Ed reform has had so many varieties over the ages so it’s hard to know where to start. VERY DISAPPOINTING are the books and articles which end up saying: And what you can do about it. (I’ve found over a dozen!) So, how many of us got NOWHERE?
Anyway, after 4 decades of experience, I think this Hirsch Wave is one of the best things ever — for TWO REASONS:
1 Knowledge-based curriculum is back in vogue, having been dismissed and deleted because knowledge was to be “constructed” meaningfully from the context of students’ experiences, and besides, content is obtainable “on the Internet”!
2 Knowledge-backed approach is gaining headway — away from the philosophical belief mindsets of past education leaders. Proof, evidence, research, best practice and other similar objective criteria are coming to the fore — challenging feel-good, subjective theories.
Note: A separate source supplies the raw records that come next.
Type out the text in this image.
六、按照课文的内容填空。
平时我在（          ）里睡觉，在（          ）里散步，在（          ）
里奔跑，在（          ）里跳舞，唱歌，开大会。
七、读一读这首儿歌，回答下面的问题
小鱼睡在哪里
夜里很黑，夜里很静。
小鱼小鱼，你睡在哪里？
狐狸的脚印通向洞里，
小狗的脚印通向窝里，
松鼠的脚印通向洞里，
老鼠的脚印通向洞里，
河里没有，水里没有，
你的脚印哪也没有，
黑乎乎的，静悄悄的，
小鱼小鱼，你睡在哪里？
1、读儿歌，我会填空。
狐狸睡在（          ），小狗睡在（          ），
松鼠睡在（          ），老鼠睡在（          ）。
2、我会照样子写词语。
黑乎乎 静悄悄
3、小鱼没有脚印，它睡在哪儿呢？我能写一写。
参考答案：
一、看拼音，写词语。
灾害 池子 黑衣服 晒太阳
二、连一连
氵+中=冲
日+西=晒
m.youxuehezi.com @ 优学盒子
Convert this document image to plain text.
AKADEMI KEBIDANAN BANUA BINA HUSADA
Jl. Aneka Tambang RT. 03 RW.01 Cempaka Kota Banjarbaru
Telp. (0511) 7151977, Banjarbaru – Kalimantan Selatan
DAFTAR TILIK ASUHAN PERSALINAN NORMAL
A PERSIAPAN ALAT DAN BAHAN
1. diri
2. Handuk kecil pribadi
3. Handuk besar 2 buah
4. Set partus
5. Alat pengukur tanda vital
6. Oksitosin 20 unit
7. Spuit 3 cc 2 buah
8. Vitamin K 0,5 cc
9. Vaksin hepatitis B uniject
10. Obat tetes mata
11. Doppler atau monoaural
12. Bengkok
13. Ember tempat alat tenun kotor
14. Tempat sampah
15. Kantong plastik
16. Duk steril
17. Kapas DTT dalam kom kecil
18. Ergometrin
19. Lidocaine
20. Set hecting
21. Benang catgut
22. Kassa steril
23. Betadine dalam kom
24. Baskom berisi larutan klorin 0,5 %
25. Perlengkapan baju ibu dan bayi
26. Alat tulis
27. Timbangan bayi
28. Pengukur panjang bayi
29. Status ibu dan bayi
The best “flipped classroom” on the topic of Ed Reform is right here — Educhatter — on the Core Knowledge Curriculum. [Thanks P Bennett.] https://educhatter.wordpress.com/2015/09/21/knowledge-matters-why-is-the-content-lite-curriculum-in-retreat/#comment-18595
After reading the whole article you’ll want to follow-up the 11 links provided before engaging in the brouhaha. There is much food for thought, enlightenment and material for advancing the much needed reforms.
My suggestion is to start with #10— an articulate father (Sol Stern) having travelled the trusting-parent-to-dubious-parent-to activist-parent route.